Through the Looking Glass Children's Book Reviews
I Am Drums
Fiction
For ages 9 to 12
Clarion Books, 2016 ISBN: 978-0544707108
Sam wishes that she could have a headphone jack in her head so that people could hear her thoughts and understand her “when I can’t say what’s on my mind.” More than anything she wishes her nearest and dearest could and would understand how much she love the drums; how she lives for rhythm, which is the heartbeat of a song. Alas, Sam has no headphone jack in her head and her parents really have no clue that drumming truly makes her heart sing.
Nor do the people at her school, which is why she ends up hitting Danny Lenix with a marimba mallet. Danny tells Sam that “girls look stupid playing drums” and that they have “no rhythm.” He then makes a snide remark about the fact that her family cannot afford to buy her a drum set. This last comment hurts all the more because it is true. Sam’s parents cannot afford a drum set of any kind, nor can they pay for her to have private lessons. All Sam can manage is a pretend drum set made up of books and magazines, which she hammers away on in her room.
Needless to say the marimba mallet incident means that Sam ends up in the principal’s office. Again. Sam is given lunch detention and she is told that Dr. Pullman is going to call her parents to talk to them about what happened. Sam’s father has a short fuse at the best of times and if he hears about what Sam did he is going to hit the roof and ground her for eternity. Which is why Sam erases Dr. Pullman’s message on the family answering machine. She knows she is courting disaster, but she cannot bear to face her enraged father.
Sam’s big dream is that one day she will be able to play the drums in the school jazz band, the best music ensemble in the school, but her hopes are shattered when she finds out that next year there will be no music program in her school. The program is being cut. If there is no music in school there is no way she is going to be able to improve her drumming education and skills.
Since quitting drums is not an option, Sam decides that she has to make enough money to pay for private lessons. She knows that the best local teacher, Pete Taylor, charges thirty dollars a lesson, so somehow she has to make that amount every week.
In the end Sam sneaks the family lawn mower out of the house and mows people’s lawns to make the money she needs. By some miracle Pete agrees to take her on as a student, even though he says his schedule is full. By some miracle Pete is able to clean up Sam’s technique and under his tutelage she begins to grow as a drummer. Sam does not tell Pete that her parents do not know about the lessons, until her secret can no longer be kept. Soon after the house of cards that Sam has built around her drumming dream falls apart.

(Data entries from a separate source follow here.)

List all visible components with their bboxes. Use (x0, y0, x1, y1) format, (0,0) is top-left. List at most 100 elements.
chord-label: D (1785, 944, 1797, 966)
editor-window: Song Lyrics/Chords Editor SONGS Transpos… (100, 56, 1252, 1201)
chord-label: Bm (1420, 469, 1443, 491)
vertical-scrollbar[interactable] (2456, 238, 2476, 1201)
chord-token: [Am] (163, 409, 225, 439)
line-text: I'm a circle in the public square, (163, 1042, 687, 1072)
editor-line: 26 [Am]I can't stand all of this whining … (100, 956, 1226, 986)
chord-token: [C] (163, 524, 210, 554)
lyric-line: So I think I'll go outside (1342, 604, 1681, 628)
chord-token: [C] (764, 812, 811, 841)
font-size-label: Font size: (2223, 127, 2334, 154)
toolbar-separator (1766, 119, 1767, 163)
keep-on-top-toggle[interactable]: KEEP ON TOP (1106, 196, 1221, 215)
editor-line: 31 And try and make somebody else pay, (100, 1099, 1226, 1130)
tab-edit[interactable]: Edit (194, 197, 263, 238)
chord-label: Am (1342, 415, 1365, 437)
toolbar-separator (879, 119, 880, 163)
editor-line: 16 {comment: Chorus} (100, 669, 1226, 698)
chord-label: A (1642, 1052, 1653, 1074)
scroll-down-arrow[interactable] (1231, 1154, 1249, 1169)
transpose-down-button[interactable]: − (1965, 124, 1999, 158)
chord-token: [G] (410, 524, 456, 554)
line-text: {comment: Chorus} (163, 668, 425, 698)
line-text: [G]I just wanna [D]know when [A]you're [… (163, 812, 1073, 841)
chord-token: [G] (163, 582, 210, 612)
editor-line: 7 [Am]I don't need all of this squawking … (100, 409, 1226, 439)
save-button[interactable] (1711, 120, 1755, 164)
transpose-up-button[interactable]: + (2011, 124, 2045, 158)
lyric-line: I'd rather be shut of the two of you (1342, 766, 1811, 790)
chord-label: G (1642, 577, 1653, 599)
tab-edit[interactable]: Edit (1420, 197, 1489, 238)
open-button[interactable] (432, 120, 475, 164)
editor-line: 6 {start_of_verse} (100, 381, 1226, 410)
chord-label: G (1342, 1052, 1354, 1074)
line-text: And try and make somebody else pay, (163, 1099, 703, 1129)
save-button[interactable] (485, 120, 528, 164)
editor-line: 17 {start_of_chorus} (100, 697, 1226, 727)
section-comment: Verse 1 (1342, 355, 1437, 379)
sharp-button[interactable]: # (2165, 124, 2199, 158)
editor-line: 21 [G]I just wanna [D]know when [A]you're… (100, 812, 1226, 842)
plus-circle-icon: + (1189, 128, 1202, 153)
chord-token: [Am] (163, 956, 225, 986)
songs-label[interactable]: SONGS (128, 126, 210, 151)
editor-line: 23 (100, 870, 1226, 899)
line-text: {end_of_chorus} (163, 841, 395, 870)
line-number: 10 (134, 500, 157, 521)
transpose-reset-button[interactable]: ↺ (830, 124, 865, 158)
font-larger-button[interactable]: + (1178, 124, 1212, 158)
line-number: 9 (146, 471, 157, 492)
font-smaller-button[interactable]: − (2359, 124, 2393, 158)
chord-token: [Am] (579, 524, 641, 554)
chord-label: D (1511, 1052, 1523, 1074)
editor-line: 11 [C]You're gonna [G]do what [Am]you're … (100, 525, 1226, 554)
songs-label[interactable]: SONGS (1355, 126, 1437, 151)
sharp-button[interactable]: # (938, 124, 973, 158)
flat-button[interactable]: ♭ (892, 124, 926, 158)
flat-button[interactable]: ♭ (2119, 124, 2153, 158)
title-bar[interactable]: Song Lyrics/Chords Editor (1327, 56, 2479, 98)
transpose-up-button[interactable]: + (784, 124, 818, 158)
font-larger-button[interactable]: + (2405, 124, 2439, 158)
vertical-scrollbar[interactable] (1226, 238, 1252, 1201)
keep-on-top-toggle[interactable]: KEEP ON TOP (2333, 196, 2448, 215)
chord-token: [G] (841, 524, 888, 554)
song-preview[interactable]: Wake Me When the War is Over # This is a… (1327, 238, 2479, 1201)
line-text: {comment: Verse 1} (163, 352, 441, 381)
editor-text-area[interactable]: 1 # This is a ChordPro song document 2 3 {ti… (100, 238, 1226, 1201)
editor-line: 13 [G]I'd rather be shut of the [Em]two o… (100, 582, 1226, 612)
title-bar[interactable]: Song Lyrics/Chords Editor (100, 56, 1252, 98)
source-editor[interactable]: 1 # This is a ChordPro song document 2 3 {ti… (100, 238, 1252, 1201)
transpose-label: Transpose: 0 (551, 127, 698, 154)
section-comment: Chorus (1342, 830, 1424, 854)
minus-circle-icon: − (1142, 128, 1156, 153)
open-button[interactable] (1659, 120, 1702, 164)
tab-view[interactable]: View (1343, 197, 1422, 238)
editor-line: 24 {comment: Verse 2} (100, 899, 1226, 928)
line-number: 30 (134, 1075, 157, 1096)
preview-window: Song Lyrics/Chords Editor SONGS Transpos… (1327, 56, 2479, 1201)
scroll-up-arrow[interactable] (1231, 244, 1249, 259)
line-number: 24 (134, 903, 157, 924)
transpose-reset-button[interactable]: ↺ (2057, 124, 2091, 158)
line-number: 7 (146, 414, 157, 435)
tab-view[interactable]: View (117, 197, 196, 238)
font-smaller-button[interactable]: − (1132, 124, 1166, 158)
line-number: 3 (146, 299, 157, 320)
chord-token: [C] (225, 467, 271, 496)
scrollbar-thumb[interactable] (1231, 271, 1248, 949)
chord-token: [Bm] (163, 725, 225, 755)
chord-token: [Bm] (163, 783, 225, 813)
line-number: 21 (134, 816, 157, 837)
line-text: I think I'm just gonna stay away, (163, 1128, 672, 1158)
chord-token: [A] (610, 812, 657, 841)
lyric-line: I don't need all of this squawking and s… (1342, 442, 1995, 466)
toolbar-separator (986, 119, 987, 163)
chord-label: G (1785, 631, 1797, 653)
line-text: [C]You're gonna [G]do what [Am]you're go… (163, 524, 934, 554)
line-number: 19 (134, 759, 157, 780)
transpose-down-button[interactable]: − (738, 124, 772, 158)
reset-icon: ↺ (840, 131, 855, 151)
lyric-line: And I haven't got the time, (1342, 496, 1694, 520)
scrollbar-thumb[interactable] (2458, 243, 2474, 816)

Young readers will find it hard not to connect with Sam, who is so passionate about music and who has no support from her family to achieve her dream. It is at times painful to watch her dig herself into a deeper and deeper hole of lies and secrets, knowing full well that eventually she is going to get caught.
The author of this wonderful story beautifully captures the love that a person can have for music; a love that can be all consuming. Somehow the fact that Sam wants to play the drums makes her plight all the more poignant, because she very much feels that she is in a ‘me against the rest of the world’ situation.